Boca Raton, FL - The drug nesiritide (Natrecor, Scios), beset by controversy about whether it helps or harms patients with acute decompensated heart failure, and in particular whether it promotes renal dysfunction, was found to be neither renotoxic nor renoprotective when given at recommended dosages in a prospective, randomized study [1].

Dr Margaret M Redfield (Source: Mayo Clinic)

An early analysis from the ongoing trial "provides reassurance that standard-dose nesiritide does not adversely affect renal function in acute decompensated heart failure. However, it does not demonstrate hoped-for improvements in renal function, diuretic responsiveness, or neurohormonal profile," according to the report from Dr Margaret M Redfield (Mayo Clinic, Rochester, MN) and colleagues that was presented here at the Heart Failure Society of America (HFSA) 2005 Annual Scientific Meeting. The authors speculate that concurrent diuretic therapy and blood-pressure reduction may attenuate the renoprotective effects they are sure nesiritide can provide.

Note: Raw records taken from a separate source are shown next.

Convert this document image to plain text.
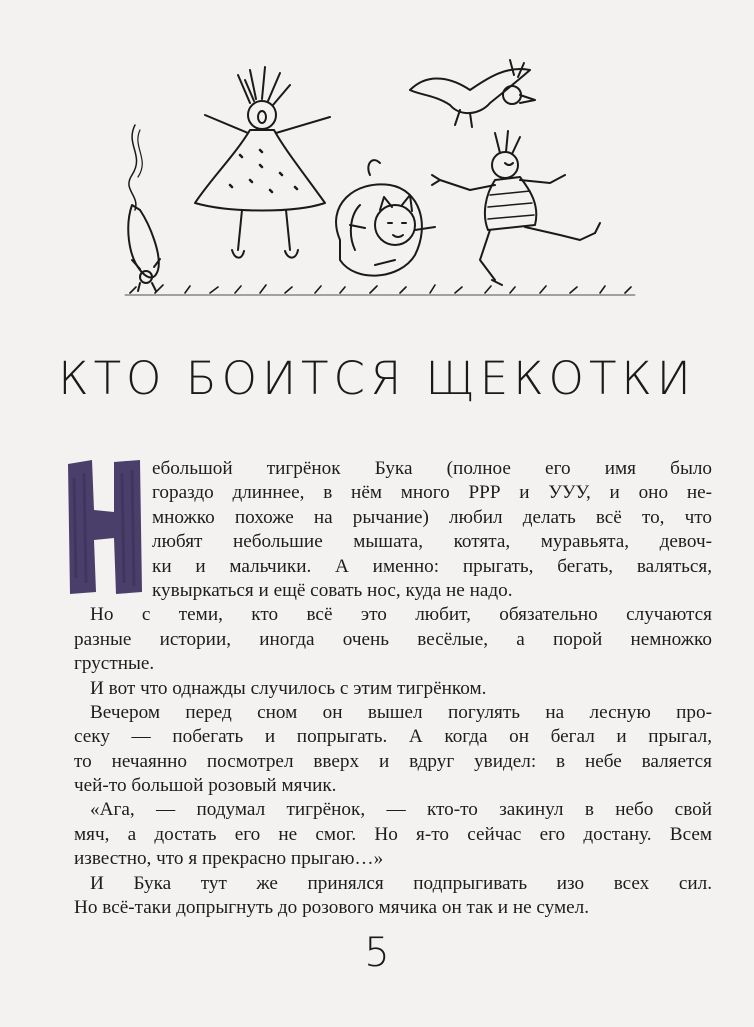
КТО БОИТСЯ ЩЕКОТКИ
ебольшой тигрёнок Бука (полное его имя было
гораздо длиннее, в нём много РРР и УУУ, и оно не-
множко похоже на рычание) любил делать всё то, что
любят небольшие мышата, котята, муравьята, девоч-
ки и мальчики. А именно: прыгать, бегать, валяться,
кувыркаться и ещё совать нос, куда не надо.
Но с теми, кто всё это любит, обязательно случаются
разные истории, иногда очень весёлые, а порой немножко
грустные.
И вот что однажды случилось с этим тигрёнком.
Вечером перед сном он вышел погулять на лесную про-
секу — побегать и попрыгать. А когда он бегал и прыгал,
то нечаянно посмотрел вверх и вдруг увидел: в небе валяется
чей-то большой розовый мячик.
«Ага, — подумал тигрёнок, — кто-то закинул в небо свой
мяч, а достать его не смог. Но я-то сейчас его достану. Всем
известно, что я прекрасно прыгаю…»
И Бука тут же принялся подпрыгивать изо всех сил.
Но всё-таки допрыгнуть до розового мячика он так и не сумел.
5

Nesiritide, a bioengineered version of brain-type natriuretic peptide (BNP), was approved as a vasodilator for patients with acute decompensated HF, and studies suggest that it may also modulate neurohormones. But it gained a reputation for being diuresis enhancing and possibly renoprotective when added to conventional therapy. It had become widely used by the time two meta-analyses appeared in the literature, one suggesting that the drug may promote renal dysfunction and another pointing to a possible increased risk of death at 30 days [2,3].

But the prospective study presented at the HFSA enters the controversy somewhere in the middle. "Clearly our data do not suggest a potent renoprotective effect at the standard dose, but they don't show any trend toward an adverse effect," Redfield told heartwire. "And we certainly don't see any enhancement of natriuresis with diuretics."

Her group randomized 65 patients with acute decompensated HF and "mild-to-moderate" renal dysfunction, defined as a creatinine clearance of 20-60 mL/min, to receive standard management with or without a nesiritide infusion. In the unblinded trial, the drug was given at the recommended dosage of a 2-µg/kg bolus followed by 0.01 µg/kg per minute over 48 hours.

Compared with standard care, nesiritide infusions were associated with significantly reduced blood pressure, serum creatinine, and blood-urea nitrogen over the first day but showed no such differences by 48 hours. Nor did it alter patients' responses to furosemide (Lasix, Sanofi Aventis), neurohormonal profile, or risk of developing cardiorenal syndrome.

Total diuretic dosage at 48 hours and mean effects of diuresis

Parameter	Nesiritide standard therapy, n=34	Standard therapy alone, n=31	p
Mean total 48-h furosemide dose (mg)	272	255	NS
Change in fluid balance at 48 h (L)	-2.7	-3.8	0.05
Change in weight at 48 h (kg)	-2.2	-3.3	0.07

Dr Clyde Yancy

Commenting on the study for heartwire, Dr Clyde Yancy (University of Texas Southwestern Medical Center, Dallas) said he interprets the patients as having "at least moderate renal insufficiency" based on their maximum creatinine clearance of 60 mL/min, and so they are a subtype of nesiritide recipients who haven't been well studied. Therefore, the study's findings don't necessarily apply to every kind of patient who has received the drug. Moreover, he noted, none of the diverse natriuretic-peptide physiological effects will necessarily show up all the time in every patient. "Not everybody's going to have natriuresis and not everybody will have diuresis or any of the other effects we feel are important. But in certain subsets of patients, a given property will predominate, maybe as a function of renal insufficiency or disease severity."

Yancy affirmed his confidence in the therapeutic potential of natriuretic peptides and said that some of the major questions are about their clinical application: "Which patient, what dose, what concomitant medical treatments?"

Redfield said her group has laboratory and retrospective clinical data supporting a possible renoprotective effect from lower-than-standard doses of nesiritide, minus the bolus, in patients with low blood pressure and very poor creatinine clearance. "Maybe a dose that doesn't drop the blood pressure so much is beneficial," she said.

"In our practice we have a small percentage of patients who, despite oxygen and one dose of Lasix, are very symptomatic. I feel comfortable using nesiritide in those patients for its primary indication as a vasodilator," Redfield said. "Should we be giving it to everyone to try to enhance renal function? Based on this [study], we would say no. But because there are so many indications that it might have beneficial renal effects, we think it's important to go on and look at lower doses."